Last Friday, Jason Kelly put up a very funny blog entry about his launch of a pair of fictional 100x levered ETFs, with the ticker symbols SOAR and SINK:
Kelly Capital will reset and relaunch the funds at the beginning of each trading day. The company is in talks with the Security and Exchange Commission (SEC) about the possibility of relaunching the funds after lunch should they go bust in the morning session, but the SEC is balking. SEC spokesperson Ben Meriwether remarked, “We recognize the right of investors to employ as much leverage needed to find fortune or ruin in a day, we just aren’t sure of the need to extend that right twice per day.”
By Wednesday, Kelly was depressed enough about the email traffic he got in response that he posted an update:
A full 65% of people expressed an interest in owning products that would “go bankrupt within the course of most trading days.” A stunning 5% thought they already owned them. Only 30% of respondents got the humor.
What none of us appreciated, however, is that products much like these already exist.
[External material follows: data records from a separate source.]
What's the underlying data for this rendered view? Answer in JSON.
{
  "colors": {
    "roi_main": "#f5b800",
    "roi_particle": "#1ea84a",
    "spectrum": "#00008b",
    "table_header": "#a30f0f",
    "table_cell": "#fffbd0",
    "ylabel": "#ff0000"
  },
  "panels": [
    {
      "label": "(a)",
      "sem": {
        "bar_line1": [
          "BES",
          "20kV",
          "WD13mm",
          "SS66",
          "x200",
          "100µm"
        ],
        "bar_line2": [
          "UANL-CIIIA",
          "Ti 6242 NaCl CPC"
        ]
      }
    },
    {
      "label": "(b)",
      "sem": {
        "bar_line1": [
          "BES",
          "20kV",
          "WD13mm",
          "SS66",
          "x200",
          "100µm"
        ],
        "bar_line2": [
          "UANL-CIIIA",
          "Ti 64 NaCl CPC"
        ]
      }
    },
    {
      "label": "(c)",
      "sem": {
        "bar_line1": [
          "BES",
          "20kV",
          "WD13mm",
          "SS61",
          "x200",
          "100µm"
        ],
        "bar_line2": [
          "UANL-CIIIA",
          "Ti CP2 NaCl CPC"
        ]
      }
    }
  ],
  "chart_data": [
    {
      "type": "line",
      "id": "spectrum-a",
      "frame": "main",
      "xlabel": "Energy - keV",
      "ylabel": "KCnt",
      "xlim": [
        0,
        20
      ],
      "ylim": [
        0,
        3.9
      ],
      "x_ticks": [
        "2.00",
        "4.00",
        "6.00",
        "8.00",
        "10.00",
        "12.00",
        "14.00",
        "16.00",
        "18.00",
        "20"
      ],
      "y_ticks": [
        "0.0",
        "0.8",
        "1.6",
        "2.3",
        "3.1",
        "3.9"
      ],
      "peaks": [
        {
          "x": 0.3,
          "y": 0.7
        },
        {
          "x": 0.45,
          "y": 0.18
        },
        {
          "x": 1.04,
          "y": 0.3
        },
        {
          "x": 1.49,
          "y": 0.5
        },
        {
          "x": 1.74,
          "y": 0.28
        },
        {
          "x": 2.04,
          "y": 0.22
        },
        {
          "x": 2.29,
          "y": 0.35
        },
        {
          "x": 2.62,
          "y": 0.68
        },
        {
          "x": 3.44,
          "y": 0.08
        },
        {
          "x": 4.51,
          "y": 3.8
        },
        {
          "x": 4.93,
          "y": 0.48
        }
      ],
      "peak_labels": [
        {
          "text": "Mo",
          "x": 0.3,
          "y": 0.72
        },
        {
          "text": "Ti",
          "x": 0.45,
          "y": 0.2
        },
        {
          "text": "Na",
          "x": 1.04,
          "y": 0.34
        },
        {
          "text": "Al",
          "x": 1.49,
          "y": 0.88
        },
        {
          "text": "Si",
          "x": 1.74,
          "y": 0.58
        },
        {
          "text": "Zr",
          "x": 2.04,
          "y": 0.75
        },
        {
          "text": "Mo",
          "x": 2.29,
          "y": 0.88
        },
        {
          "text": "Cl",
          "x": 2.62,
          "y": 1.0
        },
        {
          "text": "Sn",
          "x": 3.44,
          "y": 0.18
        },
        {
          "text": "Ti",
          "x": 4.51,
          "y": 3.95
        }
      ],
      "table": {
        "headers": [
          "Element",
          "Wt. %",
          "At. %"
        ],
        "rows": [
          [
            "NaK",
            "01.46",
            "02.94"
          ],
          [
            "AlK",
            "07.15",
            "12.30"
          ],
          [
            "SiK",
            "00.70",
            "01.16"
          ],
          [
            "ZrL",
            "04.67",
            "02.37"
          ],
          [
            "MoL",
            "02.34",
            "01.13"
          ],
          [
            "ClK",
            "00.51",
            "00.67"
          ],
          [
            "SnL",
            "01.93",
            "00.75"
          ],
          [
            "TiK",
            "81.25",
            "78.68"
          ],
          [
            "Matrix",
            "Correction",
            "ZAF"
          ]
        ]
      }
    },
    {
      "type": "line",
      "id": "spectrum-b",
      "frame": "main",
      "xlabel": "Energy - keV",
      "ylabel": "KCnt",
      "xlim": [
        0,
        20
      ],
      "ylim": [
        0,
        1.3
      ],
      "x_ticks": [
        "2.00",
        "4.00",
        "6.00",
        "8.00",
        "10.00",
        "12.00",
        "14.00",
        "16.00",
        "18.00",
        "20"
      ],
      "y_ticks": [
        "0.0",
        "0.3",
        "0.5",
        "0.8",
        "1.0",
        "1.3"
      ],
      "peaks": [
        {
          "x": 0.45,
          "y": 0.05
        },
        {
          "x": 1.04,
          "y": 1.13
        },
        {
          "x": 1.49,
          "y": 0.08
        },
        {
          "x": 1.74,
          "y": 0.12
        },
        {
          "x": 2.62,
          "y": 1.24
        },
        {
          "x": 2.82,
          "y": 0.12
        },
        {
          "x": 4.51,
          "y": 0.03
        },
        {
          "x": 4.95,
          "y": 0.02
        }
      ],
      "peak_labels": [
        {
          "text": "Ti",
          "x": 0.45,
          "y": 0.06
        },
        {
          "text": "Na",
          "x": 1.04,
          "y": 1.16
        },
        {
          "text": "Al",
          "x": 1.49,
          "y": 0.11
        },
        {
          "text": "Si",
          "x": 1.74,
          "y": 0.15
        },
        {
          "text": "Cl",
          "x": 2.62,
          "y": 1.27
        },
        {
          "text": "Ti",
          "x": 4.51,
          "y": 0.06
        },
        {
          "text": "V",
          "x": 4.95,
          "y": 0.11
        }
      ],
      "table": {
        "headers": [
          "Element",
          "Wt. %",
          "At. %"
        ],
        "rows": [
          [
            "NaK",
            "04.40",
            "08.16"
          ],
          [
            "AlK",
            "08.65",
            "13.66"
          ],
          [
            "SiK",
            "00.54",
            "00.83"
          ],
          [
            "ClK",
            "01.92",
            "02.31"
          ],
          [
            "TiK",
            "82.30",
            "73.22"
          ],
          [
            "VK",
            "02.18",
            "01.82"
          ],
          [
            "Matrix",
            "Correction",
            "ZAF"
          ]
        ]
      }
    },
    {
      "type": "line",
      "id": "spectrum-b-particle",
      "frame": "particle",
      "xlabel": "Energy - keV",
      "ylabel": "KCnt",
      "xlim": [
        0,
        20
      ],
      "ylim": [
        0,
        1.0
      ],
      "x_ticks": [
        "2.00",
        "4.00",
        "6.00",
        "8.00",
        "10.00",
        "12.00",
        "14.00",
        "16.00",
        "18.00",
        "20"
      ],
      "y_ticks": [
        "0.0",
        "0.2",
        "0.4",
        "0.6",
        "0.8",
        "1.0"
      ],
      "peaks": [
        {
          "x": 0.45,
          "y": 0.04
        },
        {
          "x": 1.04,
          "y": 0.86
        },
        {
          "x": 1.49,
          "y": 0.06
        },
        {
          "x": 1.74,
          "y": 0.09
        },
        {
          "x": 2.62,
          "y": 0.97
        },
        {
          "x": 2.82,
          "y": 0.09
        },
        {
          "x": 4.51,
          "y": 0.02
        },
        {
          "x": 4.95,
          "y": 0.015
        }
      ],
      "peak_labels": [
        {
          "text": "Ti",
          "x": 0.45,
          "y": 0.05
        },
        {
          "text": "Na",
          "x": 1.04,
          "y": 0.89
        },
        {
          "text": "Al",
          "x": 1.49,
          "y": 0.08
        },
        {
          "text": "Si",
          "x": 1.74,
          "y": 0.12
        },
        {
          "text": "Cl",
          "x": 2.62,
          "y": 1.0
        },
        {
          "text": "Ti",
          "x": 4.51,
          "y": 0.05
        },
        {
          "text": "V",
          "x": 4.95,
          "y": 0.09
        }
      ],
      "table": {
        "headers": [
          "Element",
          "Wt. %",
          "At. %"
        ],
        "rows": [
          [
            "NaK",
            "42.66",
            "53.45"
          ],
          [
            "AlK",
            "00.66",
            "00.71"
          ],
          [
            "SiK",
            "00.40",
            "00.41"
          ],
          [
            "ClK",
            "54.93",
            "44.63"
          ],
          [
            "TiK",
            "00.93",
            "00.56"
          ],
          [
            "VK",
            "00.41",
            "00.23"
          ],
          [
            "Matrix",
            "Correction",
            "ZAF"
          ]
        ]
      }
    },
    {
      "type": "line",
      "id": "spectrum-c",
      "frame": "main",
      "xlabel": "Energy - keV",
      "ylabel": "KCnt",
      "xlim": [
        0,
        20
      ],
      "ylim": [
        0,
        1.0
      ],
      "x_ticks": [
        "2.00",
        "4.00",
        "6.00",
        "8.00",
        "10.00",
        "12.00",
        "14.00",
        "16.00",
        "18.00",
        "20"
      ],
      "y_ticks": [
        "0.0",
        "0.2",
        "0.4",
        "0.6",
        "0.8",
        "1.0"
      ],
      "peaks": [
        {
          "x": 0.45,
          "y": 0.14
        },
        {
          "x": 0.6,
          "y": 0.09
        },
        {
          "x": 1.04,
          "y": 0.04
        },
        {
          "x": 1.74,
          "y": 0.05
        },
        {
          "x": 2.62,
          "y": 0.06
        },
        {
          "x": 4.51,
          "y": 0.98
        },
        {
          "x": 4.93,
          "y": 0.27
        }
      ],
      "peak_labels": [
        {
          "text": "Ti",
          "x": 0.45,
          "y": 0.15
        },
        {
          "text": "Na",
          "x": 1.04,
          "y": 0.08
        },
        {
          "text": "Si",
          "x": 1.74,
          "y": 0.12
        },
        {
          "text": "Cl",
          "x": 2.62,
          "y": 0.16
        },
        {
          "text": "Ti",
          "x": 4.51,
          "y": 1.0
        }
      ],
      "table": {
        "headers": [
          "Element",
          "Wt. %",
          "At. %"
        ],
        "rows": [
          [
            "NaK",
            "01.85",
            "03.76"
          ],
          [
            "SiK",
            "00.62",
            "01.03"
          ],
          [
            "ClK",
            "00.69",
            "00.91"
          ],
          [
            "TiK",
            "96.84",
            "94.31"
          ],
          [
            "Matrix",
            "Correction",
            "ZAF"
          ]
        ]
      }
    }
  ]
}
As
Amy Nauiokas Sean Park rightly notes, in the spread betting market, which is huge in the UK and elsewhere, 50-1 leverage is common. IG Index, for instance, gives an example of how a £10-a-point bet on the FTSE can generate a gain of £560 — or a loss of £480 — in one day.
Spread bets don’t exist in ETF form, but they’re essentially the same thing, just much more highly leveraged than any fund. They’re hugely popular in the UK — which just goes to prove that yes, if you offer an insanely leveraged way of betting on intraday moves in stock indices, there’s no shortage of people who will flock to your door. Even in boring old England.